The little prince gazed at them. They all looked like his flower.
“Who are you?” he demanded, thunderstruck.
“We are roses,” the roses said.
And he was overcome with sadness. His flower had told him that she was the only one of her kind in all the universe. And here were five thousand of them, all alike, in one single garden!” She would be very much annoyed,” he said to himself, “if she should see that… she would cough most dreadfully, and she would pretend that she was dying, to avoid being laughed at. And I should be obliged to pretend that I was nursing her back to life– for if I did not do that, to humble myself also, she would really allow herself to die…”
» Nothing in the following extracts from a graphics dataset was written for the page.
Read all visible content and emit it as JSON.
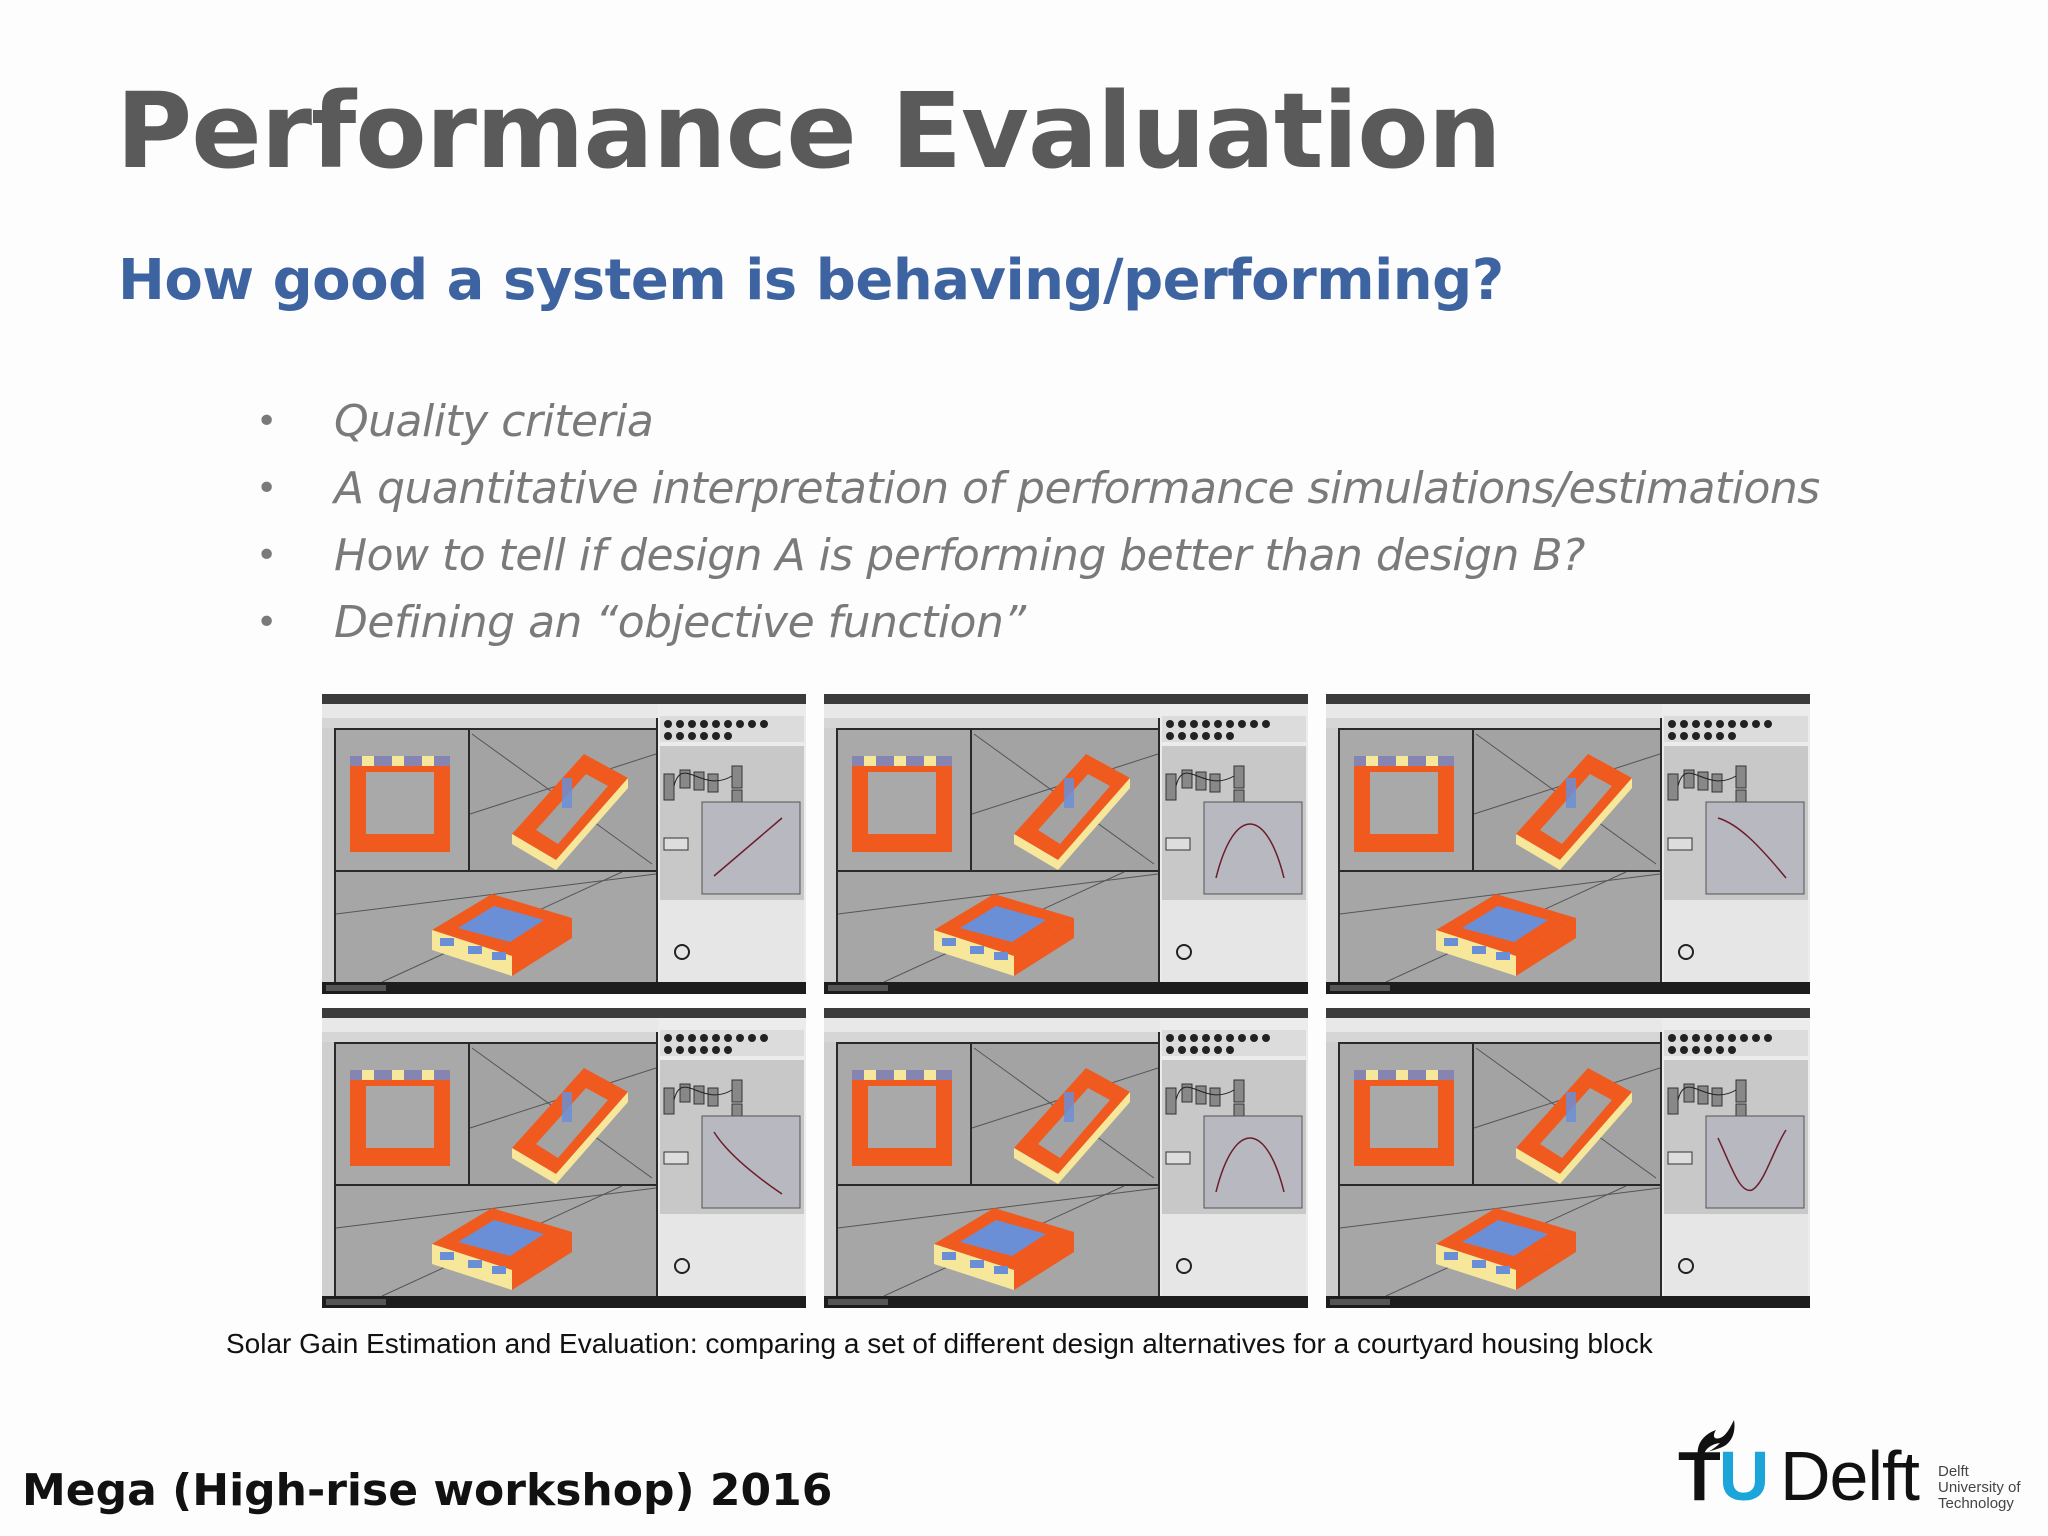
{
  "slide": {
    "title": "Performance Evaluation",
    "subtitle": "How good a system is behaving/performing?",
    "bullets": [
      "Quality criteria",
      "A quantitative interpretation of performance simulations/estimations",
      "How to tell if design A is performing better than design B?",
      "Defining an “objective function”"
    ],
    "bullet_glyph": "•",
    "caption": "Solar Gain Estimation and Evaluation: comparing a set of different design alternatives for a courtyard housing block",
    "footer": "Mega (High-rise workshop) 2016"
  },
  "logo": {
    "tu": "TU",
    "u_letter": "U",
    "t_letter": "T",
    "delft": "Delft",
    "small_lines": [
      "Delft",
      "University of",
      "Technology"
    ],
    "accent_color": "#1ba5d8"
  },
  "screenshots": [
    {
      "curve": "rising"
    },
    {
      "curve": "arch"
    },
    {
      "curve": "falling"
    },
    {
      "curve": "falling-steep"
    },
    {
      "curve": "arch"
    },
    {
      "curve": "valley"
    }
  ],
  "colors": {
    "title": "#5a5a5a",
    "subtitle": "#3d64a1",
    "bullets": "#7a7a7a",
    "orange": "#f05a1e",
    "yellow": "#f7e79b",
    "blue": "#6b8fd6"
  }
}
Fortunately, the little prince encountered a fox at the right time. The fox helped him find out that the rose in B612 was the one and only in the universe is true. There was no need to feel sad at all. The belief once shaken is restored, and he went to the rose garden and talk to those roses:
“You are beautiful, but you are empty,” he went on. “One could not die for you. To be sure, an ordinary passer-by would think that my rose looked just like you– the rose that belongs to me. But in herself alone she is more important than all the hundreds of you other roses: because it is she that I have watered; because it is she that I have put under the glass globe; because it is she that I have sheltered behind the screen; because it is for her that I have killed the caterpillars (except the two or three that we saved to become butterflies); because it is she that I have listened to, when she grumbled, or boasted, or even sometimes when she said nothing.
Because she is my rose.”
What did the fox tell the little prince?
“It is the time you have wasted for your rose that makes your rose so important.”